Tratto da un romanzo di Yuyi e successivamente da un manhua di Andy Seto, ha covato invano per decenni (passando idealmente per le mani di numerosi registi e attori) salvo poi finire al Festival di Cannes diventando il secondo incasso di sempre – alla data di uscita – ad Hong Kong (va preso atto di come i quattro maggiori incassi di sempre ad Hong Kong siano usciti tutti negli ultimi due anni).

Soi Cheang racconta una vicenda di triadi quasi interamente ambientata nella location di cui il titolo, la affida ad un cast stellare di grandi veterani acclarati che vanno da Sammo Hung (Ip Man 2, SPL, Encounter of the Spooky Kind…) a Louis Koo (Drug War, Accident, Election…) passando per Richie Ren (Breaking News, Exiled) e Aaron Kwok (Throw Down, Saviour of the Soul…) a cui affianca il più “giovane” Raymond Lam (New Kung Fu Cult Master). Un anno di preparazione e allenamento per le scene marziali e il regista ci restituisce le migliori sequenze d’azione e le uniche possibili per il cinema di Hong Kong da (molti) anni a questa parte.

Senza un reale ricambio generazionale che ha potuto rielaborare l’unica e irripetibile esperienza del passato, Soi Cheang riflette sul senso dell’azione, la modernizza, fa tesoro della migliore del presente (quella indiana) e ne produce una versione ipercinetica, con la levità del vecchio cinema di Hong Kong ma la pesantezza distruttiva di quella hindi, telugu e compagnia, puntellandola di scelte pittoresche e sopra le righe tipiche del corrispettivo grafico. Il tutto affiancato da un contributo degli effetti digitali sobri e funzionali, probabile retaggio dei precedenti blockbuster mainlander.
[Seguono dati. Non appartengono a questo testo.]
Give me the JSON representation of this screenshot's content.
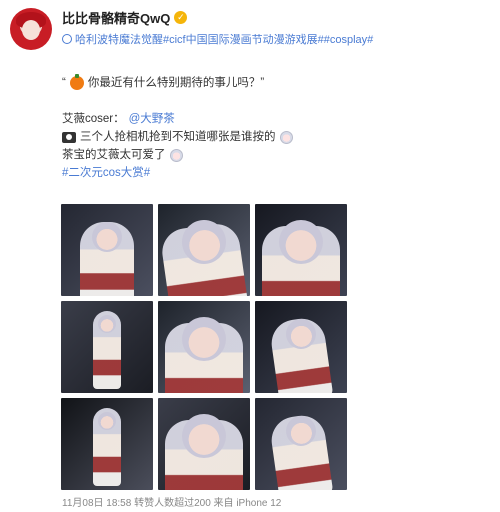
{
  "post": {
    "username": "比比骨骼精奇QwQ",
    "topics": "哈利波特魔法觉醒#cicf中国国际漫画节动漫游戏展##cosplay#",
    "quote": "“",
    "quote_text": "你最近有什么特别期待的事儿吗？”",
    "role_prefix": "艾薇coser：",
    "role_link": "@大野茶",
    "caption_text": "三个人抢相机抢到不知道哪张是谁按的",
    "comment_text": "茶宝的艾薇太可爱了",
    "tag": "#二次元cos大赏#",
    "footer": "11月08日 18:58 转赞人数超过200 来自 iPhone 12",
    "icons": [
      "verified-icon",
      "topic-icon",
      "pumpkin-emoji",
      "camera-icon",
      "face-emoji"
    ],
    "accent_color": "#4a7bd3"
  },
  "gallery": [
    {
      "variant": "bg-a"
    },
    {
      "variant": "bg-b closeup tilt"
    },
    {
      "variant": "bg-c closeup"
    },
    {
      "variant": "bg-d full"
    },
    {
      "variant": "bg-b closeup"
    },
    {
      "variant": "bg-c tilt"
    },
    {
      "variant": "bg-e full"
    },
    {
      "variant": "bg-d closeup"
    },
    {
      "variant": "bg-a tilt"
    }
  ]
}
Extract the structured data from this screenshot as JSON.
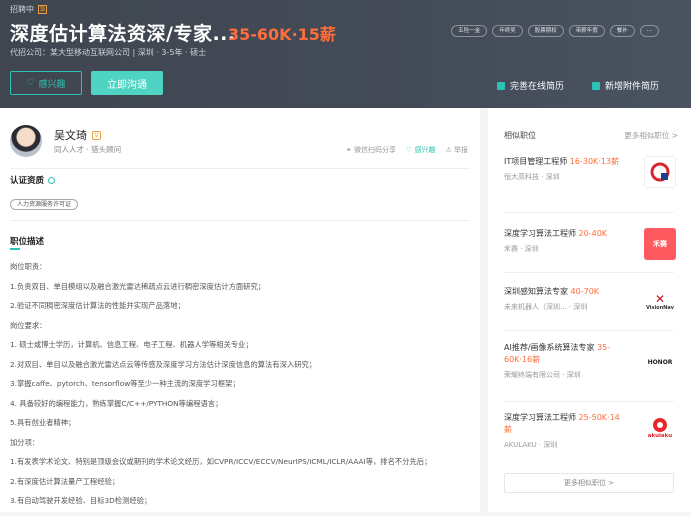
{
  "header": {
    "status": "招聘中",
    "status_badge": "急",
    "title": "深度估计算法资深/专家...",
    "salary": "35-60K·15薪",
    "tags": [
      "五险一金",
      "年终奖",
      "股票期权",
      "带薪年假",
      "餐补",
      "···"
    ],
    "meta": "代招公司：某大型移动互联网公司 | 深圳 · 3-5年 · 硕士",
    "interest_label": "感兴趣",
    "chat_label": "立即沟通",
    "complete_resume": "完善在线简历",
    "attach_resume": "新增附件简历"
  },
  "recruiter": {
    "name": "吴文琦",
    "badge": "V",
    "role": "同人人才 · 猎头顾问",
    "share": "微信扫码分享",
    "interest": "感兴趣",
    "report": "举报"
  },
  "certification": {
    "title": "认证资质",
    "item": "人力资源服务许可证"
  },
  "description": {
    "title": "职位描述",
    "lines": [
      "岗位职责：",
      "1.负责双目、单目模组以及融合激光雷达稀疏点云进行稠密深度估计方面研究；",
      "2.验证不同稠密深度估计算法的性能并实现产品落地；",
      "岗位要求：",
      "1. 硕士或博士学历，计算机、信息工程、电子工程、机器人学等相关专业；",
      "2.对双目、单目以及融合激光雷达点云等传感及深度学习方法估计深度信息的算法有深入研究；",
      "3.掌握caffe、pytorch、tensorflow等至少一种主流的深度学习框架；",
      "4. 具备较好的编程能力，熟练掌握C/C++/PYTHON等编程语言；",
      "5.具有创业者精神；",
      "加分项：",
      "1.有发表学术论文、特别是顶级会议或期刊的学术论文经历，如CVPR/ICCV/ECCV/NeurIPS/ICML/ICLR/AAAI等，排名不分先后；",
      "2.有深度估计算法量产工程经验；",
      "3.有自动驾驶开发经验、目标3D检测经验；"
    ]
  },
  "sidebar": {
    "title": "相似职位",
    "more_link": "更多相似职位 >",
    "jobs": [
      {
        "title": "IT项目管理工程师",
        "salary": "16-30K·13薪",
        "company": "恒大高科技 · 深圳",
        "logo": "恒大",
        "logo_color": "#d8262f"
      },
      {
        "title": "深度学习算法工程师",
        "salary": "20-40K",
        "company": "禾赛 · 深圳",
        "logo": "禾赛",
        "logo_color": "#ff5a5f"
      },
      {
        "title": "深圳感知算法专家",
        "salary": "40-70K",
        "company": "未来机器人（深圳... · 深圳",
        "logo": "VisionNav",
        "logo_color": "#c4161c"
      },
      {
        "title": "AI推荐/画像系统算法专家",
        "salary": "35-60K·16薪",
        "company": "荣耀终端有限公司 · 深圳",
        "logo": "HONOR",
        "logo_color": "#222222"
      },
      {
        "title": "深度学习算法工程师",
        "salary": "25-50K·14薪",
        "company": "AKULAKU · 深圳",
        "logo": "akulaku",
        "logo_color": "#e8262d"
      }
    ],
    "more_button": "更多相似职位 >"
  }
}
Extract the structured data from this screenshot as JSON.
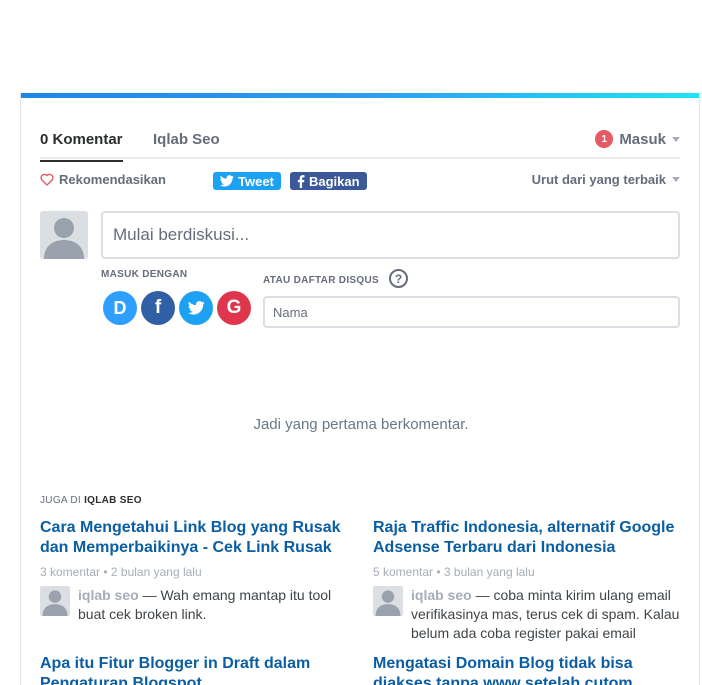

Soi Cheang insomma fa quello che tutto il cinema di Hong Kong avrebbe dovuto fare più di venti anni fa per sopravvivere e affrontare la sfida del digitale con dignità e intelligenza. Digitale utilizzato anche per elaborare la straordinaria partitura scenografica che lascia a bocca aperta restituendo una visione del luogo fiabesca e al contempo profondamente materica, a tratti poetica.

Degna di nota però l’attitudine a non infilarsi in un progetto anonimo da commissione; in Twilight of the Warriors: Walled In c’è tutto Soi Cheang (incluso quello horror delle origini) perfettamente coerente e riconoscibile. Dai personaggi che si muovono tra intercapedini e interstizi urbani come in Home Sweet Home, passando per Limbo che mostrava una città annegata nella spazzatura e nelle merci abbandonate, estetica riadattata per il contesto scenografico di questo film. Ma anche il protagonista, specie nella genesi mostrata nella prima parte, non è così distante dall’immigrato interpretato da Edison Chen in Dog Bite Dog.

Parte del successo ovviamente si deve al coreografo marziale Tanigaki Kenji, un altro sopravvissuto, giapponese, di stanza ad Hong Kong, con esperienze macroscopiche a Hollywood e una performance attoriale nel Time & Tide di Tsui Hark (che non è cosa da poco).

Soi Cheang si rivela uno dei registi più lucidi del presente e che con questo passo slanciato nel contesto dell’azione pura riesce ad affermarsi come figura di rilievo del genere e uno dei pochi autori capaci di modernizzare e tenere in vita gli umori e i fasti di un tempo con poca nostalgia appassita ma una robusta dose di idee innovative, moderne e competitive.